Mesmo com a vacina contra a Covid-19 no horizonte, já em aplicação no Reino Unido, recém-autorizada nos Estados Unidos e com data para começar no Brasil (caso os testes se mostrem seguros), cresceu a parcela da população brasileira que não pretende se imunizar contra o novo coronavírus, segundo pesquisa Datafolha.

Ao todo, 22% dos entrevistados disseram que não pretendem se vacinar, enquanto 73% disseram que vão participar da imunização —outros 5% disseram que não sabem. Pesquisa nacional feita em agosto apontava que apenas 9% não pretendiam se vacinar, contra 89% que diziam que sim.

Como nenhuma vacina tem 100% de eficácia, ou seja, como o fato de se vacinar não significa que alguém esteja totalmente imune à doença, é necessário que uma parcela expressiva da população receba o fármaco para evitar a disseminação do vírus, explica o epidemiologista Paulo Lotufo, professor da Faculdade de Medicina da Universidade de São Paulo.

Isso significa que, mesmo que uma vacina não funcione para um indivíduo, ele pode não ser infectado se as pessoas ao seu redor estiverem protegidas.

Além disso, há uma parcela da população que não pode ser vacinada.

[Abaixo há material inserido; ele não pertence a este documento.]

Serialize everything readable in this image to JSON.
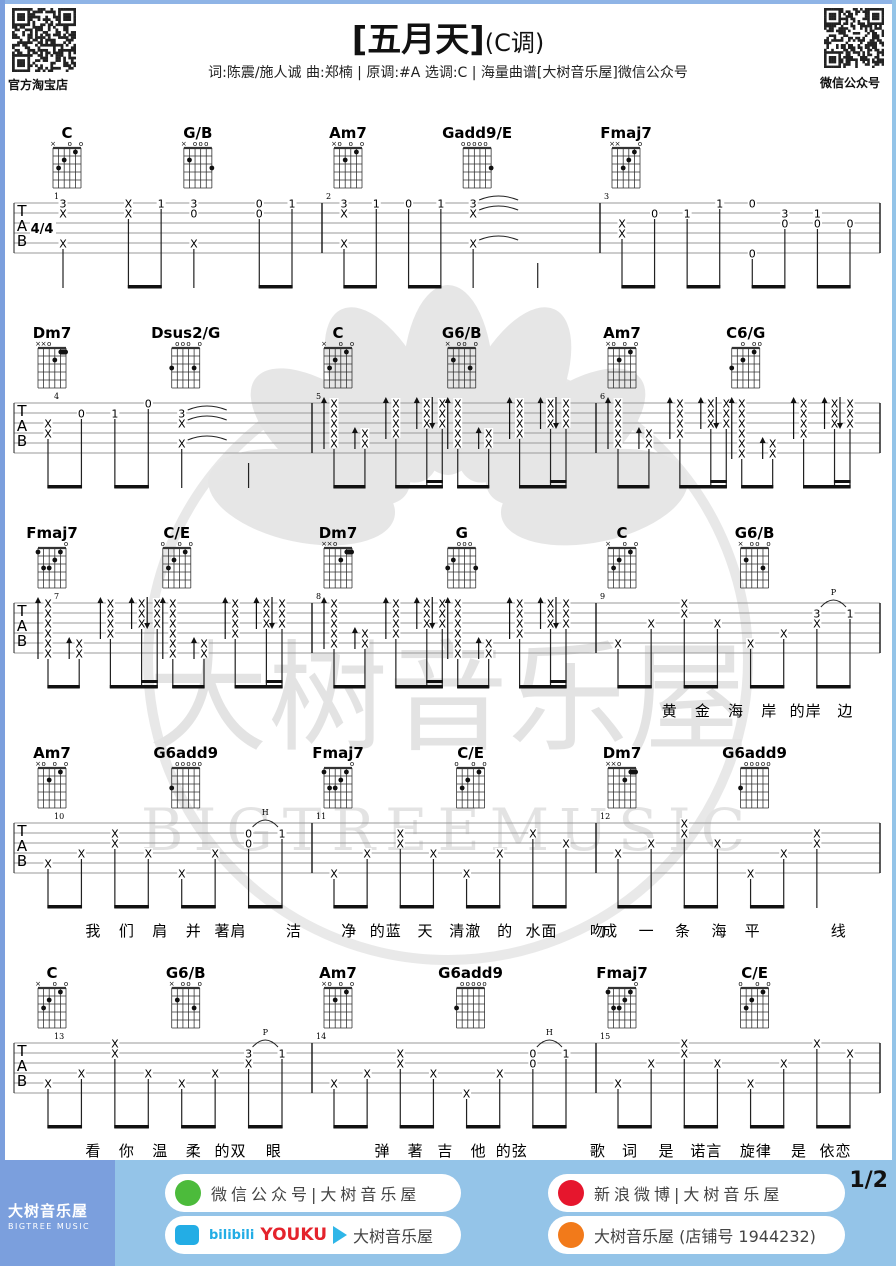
{
  "header": {
    "title": "[五月天]",
    "key_label": "(C调)",
    "subtitle": "词:陈震/施人诚 曲:郑楠 | 原调:#A  选调:C | 海量曲谱[大树音乐屋]微信公众号",
    "qr_left_label": "官方淘宝店",
    "qr_right_label": "微信公众号"
  },
  "watermark": {
    "cn": "大树音乐屋",
    "en": "BIGTREEMUSIC"
  },
  "time_signature": "4/4",
  "tab_clef": [
    "T",
    "A",
    "B"
  ],
  "chord_shapes": {
    "C": {
      "markers": [
        "x",
        "",
        "",
        "o",
        "",
        "o"
      ],
      "dots": [
        [
          5,
          3
        ],
        [
          4,
          2
        ],
        [
          2,
          1
        ]
      ]
    },
    "G/B": {
      "markers": [
        "x",
        "",
        "o",
        "o",
        "o",
        ""
      ],
      "dots": [
        [
          5,
          2
        ],
        [
          1,
          3
        ]
      ]
    },
    "Am7": {
      "markers": [
        "x",
        "o",
        "",
        "o",
        "",
        "o"
      ],
      "dots": [
        [
          4,
          2
        ],
        [
          2,
          1
        ]
      ]
    },
    "Gadd9/E": {
      "markers": [
        "o",
        "o",
        "o",
        "o",
        "o",
        ""
      ],
      "dots": [
        [
          1,
          3
        ]
      ]
    },
    "Fmaj7": {
      "markers": [
        "x",
        "x",
        "",
        "",
        "",
        "o"
      ],
      "dots": [
        [
          4,
          3
        ],
        [
          3,
          2
        ],
        [
          2,
          1
        ]
      ]
    },
    "Fmaj7b": {
      "markers": [
        "",
        "",
        "",
        "",
        "",
        "o"
      ],
      "dots": [
        [
          6,
          1
        ],
        [
          5,
          3
        ],
        [
          4,
          3
        ],
        [
          3,
          2
        ],
        [
          2,
          1
        ]
      ]
    },
    "Dm7": {
      "markers": [
        "x",
        "x",
        "o",
        "",
        "",
        ""
      ],
      "dots": [
        [
          3,
          2
        ]
      ],
      "barre": {
        "fret": 1,
        "from": 2,
        "to": 1
      }
    },
    "Dsus2/G": {
      "markers": [
        "",
        "o",
        "o",
        "o",
        "",
        "o"
      ],
      "dots": [
        [
          6,
          3
        ],
        [
          2,
          3
        ]
      ]
    },
    "G6/B": {
      "markers": [
        "x",
        "",
        "o",
        "o",
        "",
        "o"
      ],
      "dots": [
        [
          5,
          2
        ],
        [
          2,
          3
        ]
      ]
    },
    "C6/G": {
      "markers": [
        "",
        "",
        "o",
        "",
        "o",
        "o"
      ],
      "dots": [
        [
          6,
          3
        ],
        [
          4,
          2
        ],
        [
          2,
          1
        ]
      ]
    },
    "C/E": {
      "markers": [
        "o",
        "",
        "",
        "o",
        "",
        "o"
      ],
      "dots": [
        [
          5,
          3
        ],
        [
          4,
          2
        ],
        [
          2,
          1
        ]
      ]
    },
    "G": {
      "markers": [
        "",
        "",
        "o",
        "o",
        "o",
        ""
      ],
      "dots": [
        [
          6,
          3
        ],
        [
          5,
          2
        ],
        [
          1,
          3
        ]
      ]
    },
    "G6add9": {
      "markers": [
        "",
        "o",
        "o",
        "o",
        "o",
        "o"
      ],
      "dots": [
        [
          6,
          3
        ]
      ]
    }
  },
  "chords": [
    {
      "m": 1,
      "t": 0,
      "name": "C",
      "shape": "C"
    },
    {
      "m": 1,
      "t": 4,
      "name": "G/B",
      "shape": "G/B"
    },
    {
      "m": 2,
      "t": 0,
      "name": "Am7",
      "shape": "Am7"
    },
    {
      "m": 2,
      "t": 4,
      "name": "Gadd9/E",
      "shape": "Gadd9/E"
    },
    {
      "m": 3,
      "t": 0,
      "name": "Fmaj7",
      "shape": "Fmaj7"
    },
    {
      "m": 4,
      "t": 0,
      "name": "Dm7",
      "shape": "Dm7"
    },
    {
      "m": 4,
      "t": 4,
      "name": "Dsus2/G",
      "shape": "Dsus2/G"
    },
    {
      "m": 5,
      "t": 0,
      "name": "C",
      "shape": "C"
    },
    {
      "m": 5,
      "t": 4,
      "name": "G6/B",
      "shape": "G6/B"
    },
    {
      "m": 6,
      "t": 0,
      "name": "Am7",
      "shape": "Am7"
    },
    {
      "m": 6,
      "t": 4,
      "name": "C6/G",
      "shape": "C6/G"
    },
    {
      "m": 7,
      "t": 0,
      "name": "Fmaj7",
      "shape": "Fmaj7b"
    },
    {
      "m": 7,
      "t": 4,
      "name": "C/E",
      "shape": "C/E"
    },
    {
      "m": 8,
      "t": 0,
      "name": "Dm7",
      "shape": "Dm7"
    },
    {
      "m": 8,
      "t": 4,
      "name": "G",
      "shape": "G"
    },
    {
      "m": 9,
      "t": 0,
      "name": "C",
      "shape": "C"
    },
    {
      "m": 9,
      "t": 4,
      "name": "G6/B",
      "shape": "G6/B"
    },
    {
      "m": 10,
      "t": 0,
      "name": "Am7",
      "shape": "Am7"
    },
    {
      "m": 10,
      "t": 4,
      "name": "G6add9",
      "shape": "G6add9"
    },
    {
      "m": 11,
      "t": 0,
      "name": "Fmaj7",
      "shape": "Fmaj7b"
    },
    {
      "m": 11,
      "t": 4,
      "name": "C/E",
      "shape": "C/E"
    },
    {
      "m": 12,
      "t": 0,
      "name": "Dm7",
      "shape": "Dm7"
    },
    {
      "m": 12,
      "t": 4,
      "name": "G6add9",
      "shape": "G6add9"
    },
    {
      "m": 13,
      "t": 0,
      "name": "C",
      "shape": "C"
    },
    {
      "m": 13,
      "t": 4,
      "name": "G6/B",
      "shape": "G6/B"
    },
    {
      "m": 14,
      "t": 0,
      "name": "Am7",
      "shape": "Am7"
    },
    {
      "m": 14,
      "t": 4,
      "name": "G6add9",
      "shape": "G6add9"
    },
    {
      "m": 15,
      "t": 0,
      "name": "Fmaj7",
      "shape": "Fmaj7b"
    },
    {
      "m": 15,
      "t": 4,
      "name": "C/E",
      "shape": "C/E"
    }
  ],
  "strum_pattern": [
    {
      "t": 0,
      "arrow": "up",
      "strings": "full"
    },
    {
      "t": 1,
      "arrow": "up",
      "strings": "bass"
    },
    {
      "t": 2,
      "arrow": "up",
      "strings": [
        1,
        4
      ]
    },
    {
      "t": 3,
      "arrow": "up",
      "strings": [
        1,
        3
      ]
    },
    {
      "t": 3.5,
      "arrow": "down",
      "strings": [
        1,
        3
      ]
    }
  ],
  "measures": [
    {
      "num": "1",
      "events": [
        {
          "t": 0,
          "n": {
            "1": "3",
            "2": "X",
            "5": "X"
          }
        },
        {
          "t": 2,
          "n": {
            "1": "X",
            "2": "X"
          }
        },
        {
          "t": 3,
          "n": {
            "1": "1"
          }
        },
        {
          "t": 4,
          "n": {
            "1": "3",
            "2": "0",
            "5": "X"
          }
        },
        {
          "t": 6,
          "n": {
            "1": "0",
            "2": "0"
          }
        },
        {
          "t": 7,
          "n": {
            "1": "1"
          }
        }
      ]
    },
    {
      "num": "2",
      "events": [
        {
          "t": 0,
          "n": {
            "1": "3",
            "2": "X",
            "5": "X"
          }
        },
        {
          "t": 1,
          "n": {
            "1": "1"
          }
        },
        {
          "t": 2,
          "n": {
            "1": "0"
          }
        },
        {
          "t": 3,
          "n": {
            "1": "1"
          }
        },
        {
          "t": 4,
          "n": {
            "1": "3",
            "2": "X",
            "5": "X"
          },
          "tie": true
        },
        {
          "t": 6,
          "n": {}
        }
      ]
    },
    {
      "num": "3",
      "events": [
        {
          "t": 0,
          "n": {
            "3": "X",
            "4": "X"
          }
        },
        {
          "t": 1,
          "n": {
            "2": "0"
          }
        },
        {
          "t": 2,
          "n": {
            "2": "1"
          }
        },
        {
          "t": 3,
          "n": {
            "1": "1"
          }
        },
        {
          "t": 4,
          "n": {
            "1": "0",
            "6": "0"
          }
        },
        {
          "t": 5,
          "n": {
            "2": "3",
            "3": "0"
          }
        },
        {
          "t": 6,
          "n": {
            "2": "1",
            "3": "0"
          }
        },
        {
          "t": 7,
          "n": {
            "3": "0"
          }
        }
      ]
    },
    {
      "num": "4",
      "events": [
        {
          "t": 0,
          "n": {
            "3": "X",
            "4": "X"
          }
        },
        {
          "t": 1,
          "n": {
            "2": "0"
          }
        },
        {
          "t": 2,
          "n": {
            "2": "1"
          }
        },
        {
          "t": 3,
          "n": {
            "1": "0"
          }
        },
        {
          "t": 4,
          "n": {
            "2": "3",
            "3": "X",
            "5": "X"
          },
          "tie": true
        },
        {
          "t": 6,
          "n": {}
        }
      ]
    },
    {
      "num": "5",
      "strum": [
        {
          "full": [
            1,
            5
          ],
          "bass": [
            4,
            5
          ]
        },
        {
          "full": [
            1,
            5
          ],
          "bass": [
            4,
            5
          ]
        }
      ]
    },
    {
      "num": "6",
      "strum": [
        {
          "full": [
            1,
            5
          ],
          "bass": [
            4,
            5
          ]
        },
        {
          "full": [
            1,
            6
          ],
          "bass": [
            5,
            6
          ]
        }
      ]
    },
    {
      "num": "7",
      "strum": [
        {
          "full": [
            1,
            6
          ],
          "bass": [
            5,
            6
          ]
        },
        {
          "full": [
            1,
            6
          ],
          "bass": [
            5,
            6
          ]
        }
      ]
    },
    {
      "num": "8",
      "strum": [
        {
          "full": [
            1,
            5
          ],
          "bass": [
            4,
            5
          ]
        },
        {
          "full": [
            1,
            6
          ],
          "bass": [
            5,
            6
          ]
        }
      ]
    },
    {
      "num": "9",
      "events": [
        {
          "t": 0,
          "n": {
            "5": "X"
          }
        },
        {
          "t": 1,
          "n": {
            "3": "X"
          }
        },
        {
          "t": 2,
          "n": {
            "1": "X",
            "2": "X"
          }
        },
        {
          "t": 3,
          "n": {
            "3": "X"
          }
        },
        {
          "t": 4,
          "n": {
            "5": "X"
          }
        },
        {
          "t": 5,
          "n": {
            "4": "X"
          }
        },
        {
          "t": 6,
          "n": {
            "2": "3",
            "3": "X"
          },
          "slur": "P"
        },
        {
          "t": 7,
          "n": {
            "2": "1"
          }
        }
      ]
    },
    {
      "num": "10",
      "events": [
        {
          "t": 0,
          "n": {
            "5": "X"
          }
        },
        {
          "t": 1,
          "n": {
            "4": "X"
          }
        },
        {
          "t": 2,
          "n": {
            "2": "X",
            "3": "X"
          }
        },
        {
          "t": 3,
          "n": {
            "4": "X"
          }
        },
        {
          "t": 4,
          "n": {
            "6": "X"
          }
        },
        {
          "t": 5,
          "n": {
            "4": "X"
          }
        },
        {
          "t": 6,
          "n": {
            "2": "0",
            "3": "0"
          },
          "slur": "H"
        },
        {
          "t": 7,
          "n": {
            "2": "1"
          }
        }
      ]
    },
    {
      "num": "11",
      "events": [
        {
          "t": 0,
          "n": {
            "6": "X"
          }
        },
        {
          "t": 1,
          "n": {
            "4": "X"
          }
        },
        {
          "t": 2,
          "n": {
            "2": "X",
            "3": "X"
          }
        },
        {
          "t": 3,
          "n": {
            "4": "X"
          }
        },
        {
          "t": 4,
          "n": {
            "6": "X"
          }
        },
        {
          "t": 5,
          "n": {
            "4": "X"
          }
        },
        {
          "t": 6,
          "n": {
            "2": "X"
          }
        },
        {
          "t": 7,
          "n": {
            "3": "X"
          }
        }
      ]
    },
    {
      "num": "12",
      "events": [
        {
          "t": 0,
          "n": {
            "4": "X"
          }
        },
        {
          "t": 1,
          "n": {
            "3": "X"
          }
        },
        {
          "t": 2,
          "n": {
            "1": "X",
            "2": "X"
          }
        },
        {
          "t": 3,
          "n": {
            "3": "X"
          }
        },
        {
          "t": 4,
          "n": {
            "6": "X"
          }
        },
        {
          "t": 5,
          "n": {
            "4": "X"
          }
        },
        {
          "t": 6,
          "n": {
            "2": "X",
            "3": "X"
          }
        }
      ]
    },
    {
      "num": "13",
      "events": [
        {
          "t": 0,
          "n": {
            "5": "X"
          }
        },
        {
          "t": 1,
          "n": {
            "4": "X"
          }
        },
        {
          "t": 2,
          "n": {
            "1": "X",
            "2": "X"
          }
        },
        {
          "t": 3,
          "n": {
            "4": "X"
          }
        },
        {
          "t": 4,
          "n": {
            "5": "X"
          }
        },
        {
          "t": 5,
          "n": {
            "4": "X"
          }
        },
        {
          "t": 6,
          "n": {
            "2": "3",
            "3": "X"
          },
          "slur": "P"
        },
        {
          "t": 7,
          "n": {
            "2": "1"
          }
        }
      ]
    },
    {
      "num": "14",
      "events": [
        {
          "t": 0,
          "n": {
            "5": "X"
          }
        },
        {
          "t": 1,
          "n": {
            "4": "X"
          }
        },
        {
          "t": 2,
          "n": {
            "2": "X",
            "3": "X"
          }
        },
        {
          "t": 3,
          "n": {
            "4": "X"
          }
        },
        {
          "t": 4,
          "n": {
            "6": "X"
          }
        },
        {
          "t": 5,
          "n": {
            "4": "X"
          }
        },
        {
          "t": 6,
          "n": {
            "2": "0",
            "3": "0"
          },
          "slur": "H"
        },
        {
          "t": 7,
          "n": {
            "2": "1"
          }
        }
      ]
    },
    {
      "num": "15",
      "events": [
        {
          "t": 0,
          "n": {
            "5": "X"
          }
        },
        {
          "t": 1,
          "n": {
            "3": "X"
          }
        },
        {
          "t": 2,
          "n": {
            "1": "X",
            "2": "X"
          }
        },
        {
          "t": 3,
          "n": {
            "3": "X"
          }
        },
        {
          "t": 4,
          "n": {
            "5": "X"
          }
        },
        {
          "t": 5,
          "n": {
            "3": "X"
          }
        },
        {
          "t": 6,
          "n": {
            "1": "X"
          }
        },
        {
          "t": 7,
          "n": {
            "2": "X"
          }
        }
      ]
    }
  ],
  "lyrics": [
    {
      "m": 9,
      "t": 1.2,
      "text": "黄"
    },
    {
      "m": 9,
      "t": 2.2,
      "text": "金"
    },
    {
      "m": 9,
      "t": 3.2,
      "text": "海"
    },
    {
      "m": 9,
      "t": 4.2,
      "text": "岸"
    },
    {
      "m": 9,
      "t": 5.3,
      "text": "的岸"
    },
    {
      "m": 9,
      "t": 6.5,
      "text": "边"
    },
    {
      "m": 10,
      "t": 1,
      "text": "我"
    },
    {
      "m": 10,
      "t": 2,
      "text": "们"
    },
    {
      "m": 10,
      "t": 3,
      "text": "肩"
    },
    {
      "m": 10,
      "t": 4,
      "text": "并"
    },
    {
      "m": 10,
      "t": 5.1,
      "text": "著肩"
    },
    {
      "m": 10,
      "t": 7,
      "text": "洁"
    },
    {
      "m": 11,
      "t": 0.1,
      "text": "净"
    },
    {
      "m": 11,
      "t": 1.2,
      "text": "的蓝"
    },
    {
      "m": 11,
      "t": 2.4,
      "text": "天"
    },
    {
      "m": 11,
      "t": 3.6,
      "text": "清澈"
    },
    {
      "m": 11,
      "t": 4.8,
      "text": "的"
    },
    {
      "m": 11,
      "t": 5.9,
      "text": "水面"
    },
    {
      "m": 11,
      "t": 7.6,
      "text": "吻"
    },
    {
      "m": 12,
      "t": -0.6,
      "text": "成"
    },
    {
      "m": 12,
      "t": 0.5,
      "text": "一"
    },
    {
      "m": 12,
      "t": 1.6,
      "text": "条"
    },
    {
      "m": 12,
      "t": 2.7,
      "text": "海"
    },
    {
      "m": 12,
      "t": 3.7,
      "text": "平"
    },
    {
      "m": 12,
      "t": 6.3,
      "text": "线"
    },
    {
      "m": 13,
      "t": 1,
      "text": "看"
    },
    {
      "m": 13,
      "t": 2,
      "text": "你"
    },
    {
      "m": 13,
      "t": 3,
      "text": "温"
    },
    {
      "m": 13,
      "t": 4,
      "text": "柔"
    },
    {
      "m": 13,
      "t": 5.1,
      "text": "的双"
    },
    {
      "m": 13,
      "t": 6.4,
      "text": "眼"
    },
    {
      "m": 14,
      "t": 1.1,
      "text": "弹"
    },
    {
      "m": 14,
      "t": 2.1,
      "text": "著"
    },
    {
      "m": 14,
      "t": 3,
      "text": "吉"
    },
    {
      "m": 14,
      "t": 4,
      "text": "他"
    },
    {
      "m": 14,
      "t": 5,
      "text": "的弦"
    },
    {
      "m": 14,
      "t": 7.6,
      "text": "歌"
    },
    {
      "m": 15,
      "t": 0,
      "text": "词"
    },
    {
      "m": 15,
      "t": 1.1,
      "text": "是"
    },
    {
      "m": 15,
      "t": 2.3,
      "text": "诺言"
    },
    {
      "m": 15,
      "t": 3.8,
      "text": "旋律"
    },
    {
      "m": 15,
      "t": 5.1,
      "text": "是"
    },
    {
      "m": 15,
      "t": 6.2,
      "text": "依恋"
    }
  ],
  "footer": {
    "brand_cn": "大树音乐屋",
    "brand_en": "BIGTREE MUSIC",
    "wechat": "微信公众号|大树音乐屋",
    "weibo": "新浪微博|大树音乐屋",
    "video_bili": "bilibili",
    "video_youku": "YOUKU",
    "video_name": "大树音乐屋",
    "taobao": "大树音乐屋 (店铺号 1944232)",
    "page": "1/2"
  },
  "colors": {
    "accent_blue": "#7b9fdd",
    "footer_blue": "#94c4e8",
    "wechat_green": "#4cbb3b",
    "weibo_red": "#e6162d",
    "taobao_orange": "#f27a1a",
    "youku_red": "#e4232c",
    "bili_blue": "#23ade5"
  }
}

No caso das vacinas contra a Covid-19, isso diria respeito por exemplo às grávidas, que não participaram dos estudos de imunizantes.

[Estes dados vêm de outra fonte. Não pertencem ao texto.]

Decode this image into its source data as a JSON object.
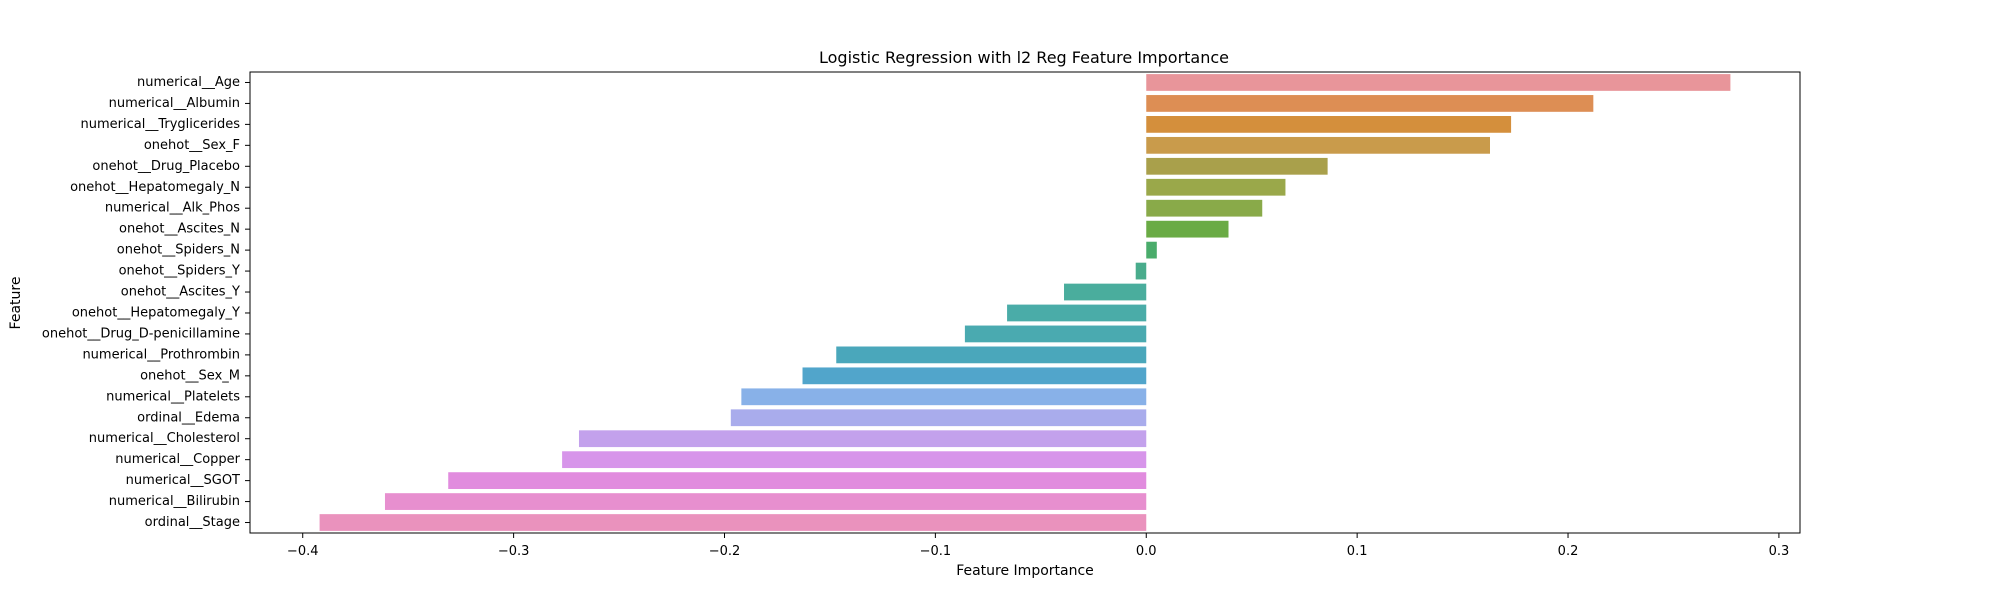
{
  "chart_data": {
    "type": "bar",
    "orientation": "horizontal",
    "title": "Logistic Regression with l2 Reg Feature Importance",
    "xlabel": "Feature Importance",
    "ylabel": "Feature",
    "xlim": [
      -0.425,
      0.31
    ],
    "xticks": [
      -0.4,
      -0.3,
      -0.2,
      -0.1,
      0.0,
      0.1,
      0.2,
      0.3
    ],
    "xtick_labels": [
      "−0.4",
      "−0.3",
      "−0.2",
      "−0.1",
      "0.0",
      "0.1",
      "0.2",
      "0.3"
    ],
    "grid": false,
    "categories": [
      "numerical__Age",
      "numerical__Albumin",
      "numerical__Tryglicerides",
      "onehot__Sex_F",
      "onehot__Drug_Placebo",
      "onehot__Hepatomegaly_N",
      "numerical__Alk_Phos",
      "onehot__Ascites_N",
      "onehot__Spiders_N",
      "onehot__Spiders_Y",
      "onehot__Ascites_Y",
      "onehot__Hepatomegaly_Y",
      "onehot__Drug_D-penicillamine",
      "numerical__Prothrombin",
      "onehot__Sex_M",
      "numerical__Platelets",
      "ordinal__Edema",
      "numerical__Cholesterol",
      "numerical__Copper",
      "numerical__SGOT",
      "numerical__Bilirubin",
      "ordinal__Stage"
    ],
    "values": [
      0.277,
      0.212,
      0.173,
      0.163,
      0.086,
      0.066,
      0.055,
      0.039,
      0.005,
      -0.005,
      -0.039,
      -0.066,
      -0.086,
      -0.147,
      -0.163,
      -0.192,
      -0.197,
      -0.269,
      -0.277,
      -0.331,
      -0.361,
      -0.392
    ],
    "colors": [
      "#e8959a",
      "#dd8e54",
      "#d48f3c",
      "#c99b4b",
      "#a9a04b",
      "#9aa84a",
      "#89aa49",
      "#6aab45",
      "#4aac6b",
      "#49ac8c",
      "#4aad9d",
      "#4aaca8",
      "#4aaab0",
      "#4aa7bb",
      "#51a5cb",
      "#88b1e8",
      "#a9acec",
      "#c3a1ec",
      "#d795ea",
      "#e18cde",
      "#e78fcf",
      "#ea92bd"
    ]
  }
}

Estas dependem da imunização das pessoas ao redor —é a chamada imunidade de rebanho, que só se consegue atingir com a vacinação em massa, afirma Lotufo.

O Datafolha aponta que a resistência à vacinação é similar em diferentes grupos, importando pouco o sexo, idade, escolaridade ou renda mensal. A diferença é mais significativa, porém, quando se considera a confiança da população no governo atual.

Ao todo, 33% dos brasileiros que dizem sempre confiar no presidente Jair Bolsonaro disseram que não vão se vacinar, enquanto esse número cai para 16% entre os que dizem que nunca confiam no chefe do Executivo.

A pesquisa foi feita em meio à chamada “guerra da vacina”, disputa entre o presidente e o governador paulista, João Doria (PSDB), seu rival político, que anunciou importação, fabricação e até data de imunização de forma independente do governo federal.

Doria tem usado a vacina como principal arma política para uma candidatura à Presidência em 2022 e, embora tenha se agarrado ao slogan Bolsodoria para se eleger governador dois anos atrás, hoje usa o imunizante como meio de antagonizar com Bolsonaro, que menosprezou a gravidade da pandemia.

O governador paulista assinou acordo em junho com a farmacêutica chinesa Sinovac para produção de uma vacina contra a Covid-19, a Coronavac, em parceria com o Instituto Butantan, centro de pesquisa ligado ao governo paulista que já produz uma série de imunizantes utilizados no país.

A vacina contra a Covid-19 está no fim da última fase de testes e, mesmo sem apresentar os resultados à Anvisa, agência reguladora responsável por aprovar seu uso, Doria anunciou que a vacinação começa em 25 de janeiro, aniversário de São Paulo.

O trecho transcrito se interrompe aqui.